A small oil sketch that relates to the same design, the pose differing in minor details, is known as Tanagra [YMSM 092]
An old photograph of the cartoon, drawn on with sharp pencil or incised lines to the left of her back, making her lean more to the left, is in the University of Glasgow. However, the suggested alteration was not acted upon.
The head was originally tilted more to the right. The face is very soft and was drawn in delicately, not rubbed, to achieve soft shading. This must have been done to make an effect as a drawing (the shading could not be reproduced in the pouncing and was so much wasted effort). The shading, carefully drawn, uses soft diagonal curving lines suggesting the curves of body and face.

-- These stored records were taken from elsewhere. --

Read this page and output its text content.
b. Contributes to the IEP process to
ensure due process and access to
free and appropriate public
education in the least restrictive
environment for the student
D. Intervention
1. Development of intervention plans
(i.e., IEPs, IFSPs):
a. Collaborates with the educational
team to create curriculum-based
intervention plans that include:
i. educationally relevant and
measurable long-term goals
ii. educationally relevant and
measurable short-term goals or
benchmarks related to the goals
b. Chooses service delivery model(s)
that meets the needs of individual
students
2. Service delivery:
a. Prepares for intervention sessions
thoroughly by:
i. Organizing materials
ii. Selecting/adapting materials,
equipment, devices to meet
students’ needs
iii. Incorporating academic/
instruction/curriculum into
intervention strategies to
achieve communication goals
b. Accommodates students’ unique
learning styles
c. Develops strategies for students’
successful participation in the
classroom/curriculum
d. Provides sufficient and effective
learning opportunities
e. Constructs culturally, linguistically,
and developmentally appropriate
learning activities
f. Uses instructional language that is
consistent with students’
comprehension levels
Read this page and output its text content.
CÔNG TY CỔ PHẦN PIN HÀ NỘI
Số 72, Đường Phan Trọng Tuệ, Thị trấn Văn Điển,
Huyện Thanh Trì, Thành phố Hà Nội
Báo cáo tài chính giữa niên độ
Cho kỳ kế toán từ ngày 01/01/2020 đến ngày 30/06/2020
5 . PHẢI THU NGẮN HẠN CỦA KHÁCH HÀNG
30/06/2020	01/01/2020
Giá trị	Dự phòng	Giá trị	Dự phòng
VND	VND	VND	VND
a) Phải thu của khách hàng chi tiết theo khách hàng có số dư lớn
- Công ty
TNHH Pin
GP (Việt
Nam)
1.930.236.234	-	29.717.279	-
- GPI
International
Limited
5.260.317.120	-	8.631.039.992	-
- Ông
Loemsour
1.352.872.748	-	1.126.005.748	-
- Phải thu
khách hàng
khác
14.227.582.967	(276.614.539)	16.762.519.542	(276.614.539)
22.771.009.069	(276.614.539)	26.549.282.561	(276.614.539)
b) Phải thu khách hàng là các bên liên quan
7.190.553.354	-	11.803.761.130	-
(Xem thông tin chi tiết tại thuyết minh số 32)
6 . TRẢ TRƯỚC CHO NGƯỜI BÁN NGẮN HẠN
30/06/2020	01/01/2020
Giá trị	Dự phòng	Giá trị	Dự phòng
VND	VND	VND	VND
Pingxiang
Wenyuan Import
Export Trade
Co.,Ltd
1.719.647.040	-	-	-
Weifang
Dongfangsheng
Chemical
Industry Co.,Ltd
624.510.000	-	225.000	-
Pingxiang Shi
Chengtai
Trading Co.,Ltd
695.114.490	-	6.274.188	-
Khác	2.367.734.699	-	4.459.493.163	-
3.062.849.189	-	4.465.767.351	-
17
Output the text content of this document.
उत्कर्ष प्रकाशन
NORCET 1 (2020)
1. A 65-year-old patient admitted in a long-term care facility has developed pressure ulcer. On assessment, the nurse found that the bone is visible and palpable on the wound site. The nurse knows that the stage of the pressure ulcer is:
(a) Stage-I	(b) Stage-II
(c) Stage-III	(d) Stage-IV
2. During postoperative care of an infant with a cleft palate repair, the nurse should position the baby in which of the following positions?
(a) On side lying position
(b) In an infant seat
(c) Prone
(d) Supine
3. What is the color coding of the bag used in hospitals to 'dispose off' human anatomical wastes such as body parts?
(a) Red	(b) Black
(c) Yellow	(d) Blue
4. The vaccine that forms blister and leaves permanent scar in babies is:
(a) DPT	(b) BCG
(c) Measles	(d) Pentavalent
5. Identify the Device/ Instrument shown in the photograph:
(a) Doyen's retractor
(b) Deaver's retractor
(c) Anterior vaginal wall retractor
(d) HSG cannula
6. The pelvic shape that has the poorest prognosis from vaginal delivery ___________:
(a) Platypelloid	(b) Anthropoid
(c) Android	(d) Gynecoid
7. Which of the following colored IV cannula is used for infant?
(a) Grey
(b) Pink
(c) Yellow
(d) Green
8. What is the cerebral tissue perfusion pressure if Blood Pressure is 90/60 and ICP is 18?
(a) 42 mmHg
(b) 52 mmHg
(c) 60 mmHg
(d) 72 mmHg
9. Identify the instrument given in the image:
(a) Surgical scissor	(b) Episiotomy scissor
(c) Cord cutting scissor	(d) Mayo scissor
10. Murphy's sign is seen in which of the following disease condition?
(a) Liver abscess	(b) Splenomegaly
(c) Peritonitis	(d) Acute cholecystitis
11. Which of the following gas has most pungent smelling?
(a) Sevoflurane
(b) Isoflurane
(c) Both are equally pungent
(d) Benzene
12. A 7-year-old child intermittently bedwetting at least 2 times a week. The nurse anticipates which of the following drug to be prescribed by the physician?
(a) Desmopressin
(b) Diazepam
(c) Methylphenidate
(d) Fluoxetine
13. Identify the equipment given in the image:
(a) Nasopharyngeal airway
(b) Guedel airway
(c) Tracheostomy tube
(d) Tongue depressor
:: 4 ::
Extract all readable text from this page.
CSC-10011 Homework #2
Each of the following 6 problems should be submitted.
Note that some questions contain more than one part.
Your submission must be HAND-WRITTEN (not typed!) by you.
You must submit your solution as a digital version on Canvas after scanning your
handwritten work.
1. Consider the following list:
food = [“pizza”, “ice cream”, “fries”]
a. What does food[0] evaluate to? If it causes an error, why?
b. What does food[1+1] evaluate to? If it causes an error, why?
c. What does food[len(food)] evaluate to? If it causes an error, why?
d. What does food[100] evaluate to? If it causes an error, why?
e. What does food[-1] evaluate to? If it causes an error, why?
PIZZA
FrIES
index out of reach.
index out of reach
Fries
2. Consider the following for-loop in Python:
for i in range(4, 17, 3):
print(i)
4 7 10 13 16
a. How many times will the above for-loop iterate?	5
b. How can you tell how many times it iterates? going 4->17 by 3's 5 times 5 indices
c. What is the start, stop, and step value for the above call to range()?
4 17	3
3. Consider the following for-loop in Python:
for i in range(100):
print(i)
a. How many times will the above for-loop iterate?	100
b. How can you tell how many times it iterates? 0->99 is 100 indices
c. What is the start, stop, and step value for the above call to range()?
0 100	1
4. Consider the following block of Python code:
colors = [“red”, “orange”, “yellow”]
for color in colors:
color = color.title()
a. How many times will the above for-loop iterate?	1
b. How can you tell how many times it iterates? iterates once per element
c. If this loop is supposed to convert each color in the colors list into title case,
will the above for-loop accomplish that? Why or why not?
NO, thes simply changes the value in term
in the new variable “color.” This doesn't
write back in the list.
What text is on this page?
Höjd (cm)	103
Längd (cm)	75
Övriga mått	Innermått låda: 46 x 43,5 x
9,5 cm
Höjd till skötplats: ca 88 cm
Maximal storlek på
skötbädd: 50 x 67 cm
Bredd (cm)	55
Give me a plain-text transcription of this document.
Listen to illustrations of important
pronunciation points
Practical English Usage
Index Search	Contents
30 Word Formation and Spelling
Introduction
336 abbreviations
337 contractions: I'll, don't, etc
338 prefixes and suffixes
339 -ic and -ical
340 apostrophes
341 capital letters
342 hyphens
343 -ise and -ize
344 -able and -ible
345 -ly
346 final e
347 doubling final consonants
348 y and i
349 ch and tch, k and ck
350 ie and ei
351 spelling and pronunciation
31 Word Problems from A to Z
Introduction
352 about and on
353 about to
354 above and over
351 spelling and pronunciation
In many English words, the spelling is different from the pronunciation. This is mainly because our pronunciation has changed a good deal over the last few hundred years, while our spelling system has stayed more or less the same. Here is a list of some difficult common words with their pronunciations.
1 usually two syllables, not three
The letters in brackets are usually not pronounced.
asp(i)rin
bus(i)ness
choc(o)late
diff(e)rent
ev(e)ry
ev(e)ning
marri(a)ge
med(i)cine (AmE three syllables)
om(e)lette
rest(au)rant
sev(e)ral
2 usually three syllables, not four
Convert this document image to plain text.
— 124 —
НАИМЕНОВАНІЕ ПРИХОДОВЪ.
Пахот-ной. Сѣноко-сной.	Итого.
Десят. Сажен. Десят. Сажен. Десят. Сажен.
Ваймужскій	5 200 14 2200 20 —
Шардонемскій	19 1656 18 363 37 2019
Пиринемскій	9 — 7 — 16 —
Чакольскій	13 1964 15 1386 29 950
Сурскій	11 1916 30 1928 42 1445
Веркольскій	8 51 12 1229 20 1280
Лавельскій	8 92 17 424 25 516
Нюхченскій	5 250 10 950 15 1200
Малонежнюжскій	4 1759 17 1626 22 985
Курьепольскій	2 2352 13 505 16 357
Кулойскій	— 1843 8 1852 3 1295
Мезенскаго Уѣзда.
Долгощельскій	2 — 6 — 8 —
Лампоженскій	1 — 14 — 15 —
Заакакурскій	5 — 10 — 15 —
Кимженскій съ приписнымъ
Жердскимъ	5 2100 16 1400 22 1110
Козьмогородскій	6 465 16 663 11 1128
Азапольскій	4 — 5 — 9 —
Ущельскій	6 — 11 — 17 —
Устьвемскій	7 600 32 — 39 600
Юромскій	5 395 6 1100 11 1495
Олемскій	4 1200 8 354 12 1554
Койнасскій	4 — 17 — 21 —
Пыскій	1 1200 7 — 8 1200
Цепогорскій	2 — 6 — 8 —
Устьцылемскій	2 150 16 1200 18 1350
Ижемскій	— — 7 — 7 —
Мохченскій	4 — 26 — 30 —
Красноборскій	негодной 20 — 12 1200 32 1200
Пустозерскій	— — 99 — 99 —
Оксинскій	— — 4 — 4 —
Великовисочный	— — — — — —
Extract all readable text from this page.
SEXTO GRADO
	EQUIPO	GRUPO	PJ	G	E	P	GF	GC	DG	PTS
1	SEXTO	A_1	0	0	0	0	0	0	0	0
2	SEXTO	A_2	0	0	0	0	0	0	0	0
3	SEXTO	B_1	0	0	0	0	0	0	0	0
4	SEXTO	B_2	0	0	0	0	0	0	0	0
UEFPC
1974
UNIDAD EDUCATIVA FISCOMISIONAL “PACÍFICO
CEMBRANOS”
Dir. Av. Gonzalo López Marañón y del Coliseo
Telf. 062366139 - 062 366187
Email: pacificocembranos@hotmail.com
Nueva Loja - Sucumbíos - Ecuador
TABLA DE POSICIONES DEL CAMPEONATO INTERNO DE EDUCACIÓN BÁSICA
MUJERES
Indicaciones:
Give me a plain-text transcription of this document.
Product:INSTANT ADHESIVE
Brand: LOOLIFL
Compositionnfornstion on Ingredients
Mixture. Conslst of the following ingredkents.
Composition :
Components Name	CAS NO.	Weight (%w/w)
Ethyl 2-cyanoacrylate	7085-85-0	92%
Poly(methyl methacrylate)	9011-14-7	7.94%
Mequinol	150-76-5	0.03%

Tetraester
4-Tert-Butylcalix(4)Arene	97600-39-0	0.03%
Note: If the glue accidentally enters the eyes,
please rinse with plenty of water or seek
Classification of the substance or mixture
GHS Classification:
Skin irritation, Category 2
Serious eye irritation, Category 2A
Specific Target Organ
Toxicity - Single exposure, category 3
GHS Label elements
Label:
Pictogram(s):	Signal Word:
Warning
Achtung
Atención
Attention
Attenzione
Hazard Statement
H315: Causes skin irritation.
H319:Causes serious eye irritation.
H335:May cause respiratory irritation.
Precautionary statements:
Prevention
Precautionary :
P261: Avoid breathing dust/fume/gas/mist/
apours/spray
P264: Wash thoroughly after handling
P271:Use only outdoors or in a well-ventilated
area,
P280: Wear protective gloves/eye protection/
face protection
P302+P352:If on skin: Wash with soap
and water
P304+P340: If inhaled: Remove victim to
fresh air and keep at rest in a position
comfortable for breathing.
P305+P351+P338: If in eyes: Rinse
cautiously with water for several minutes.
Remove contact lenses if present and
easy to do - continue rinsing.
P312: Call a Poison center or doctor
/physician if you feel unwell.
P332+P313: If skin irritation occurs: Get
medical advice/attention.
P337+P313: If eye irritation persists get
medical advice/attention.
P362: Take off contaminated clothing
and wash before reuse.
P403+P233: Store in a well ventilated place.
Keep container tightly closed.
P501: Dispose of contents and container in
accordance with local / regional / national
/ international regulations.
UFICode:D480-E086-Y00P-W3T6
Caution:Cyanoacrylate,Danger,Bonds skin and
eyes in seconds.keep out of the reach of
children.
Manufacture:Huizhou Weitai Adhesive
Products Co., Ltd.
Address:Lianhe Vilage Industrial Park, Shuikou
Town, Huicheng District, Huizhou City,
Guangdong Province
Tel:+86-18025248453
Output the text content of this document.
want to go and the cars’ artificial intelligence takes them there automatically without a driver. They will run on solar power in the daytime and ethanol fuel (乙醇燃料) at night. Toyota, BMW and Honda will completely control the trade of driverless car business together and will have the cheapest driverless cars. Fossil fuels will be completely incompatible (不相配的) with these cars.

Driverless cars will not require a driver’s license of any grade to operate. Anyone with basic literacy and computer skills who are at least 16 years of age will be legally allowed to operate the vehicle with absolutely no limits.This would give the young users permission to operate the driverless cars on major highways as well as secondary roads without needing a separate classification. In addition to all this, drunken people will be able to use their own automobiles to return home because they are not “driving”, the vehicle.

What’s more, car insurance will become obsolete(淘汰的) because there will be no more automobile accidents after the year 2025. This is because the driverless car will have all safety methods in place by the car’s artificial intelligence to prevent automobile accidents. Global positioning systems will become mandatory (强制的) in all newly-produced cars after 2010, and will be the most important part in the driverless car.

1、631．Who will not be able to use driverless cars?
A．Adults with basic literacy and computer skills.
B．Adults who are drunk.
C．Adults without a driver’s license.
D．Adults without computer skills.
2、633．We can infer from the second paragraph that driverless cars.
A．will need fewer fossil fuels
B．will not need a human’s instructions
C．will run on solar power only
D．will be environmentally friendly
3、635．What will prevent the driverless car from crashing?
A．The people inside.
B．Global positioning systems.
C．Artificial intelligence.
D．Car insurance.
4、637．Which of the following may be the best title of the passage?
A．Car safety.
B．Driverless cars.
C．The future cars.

The cartoon was pounced for transfer to a canvas of the same size but no painting has survived and it may be that none was completed. Not all lines have been pricked: the bottom horizontal line was never pricked, and this could suggest it was drawn in later: the third line up was very sparsely pounced and would have been difficult to follow in the transferring process. Similarly the darkest, perhaps the definitive, line on her left leg was not pricked, although there are lines on either side of the upper leg and inside the lower leg that were. The curves of her stomach and crotch were pounced with great care, as were the curves, carefully drawn in perspective, of the vase. A diagonal line from lower right to upper right just to left of the vase was pricked, but not the swirl of drapery to left of it.
The fan she holds was pricked, as was another of the same size below and to the right. One fan, that goes off the edge at right, had a second top line drawn and pricked. The fans on the left were so heavily pounced that the paper has cracked along the lines.
Small fibres and fragments of stalk are visible in the paper, but the surface is almost shiny, with a horizontal grain. It is strong paper and despite numerous alterations and rubbing out, the fibres remain surprisingly undisturbed.
The cartoon was removed from an old backing in 1976, because it had cracked at the edges- and there has been paper loss all along the edge. It was washed and as a result the paper became lighter (it now has an orangey tone) but some of the white chalk was lost in the process. The original balance of black and white chalk can be seen in the original photograph of Venus [M.0357].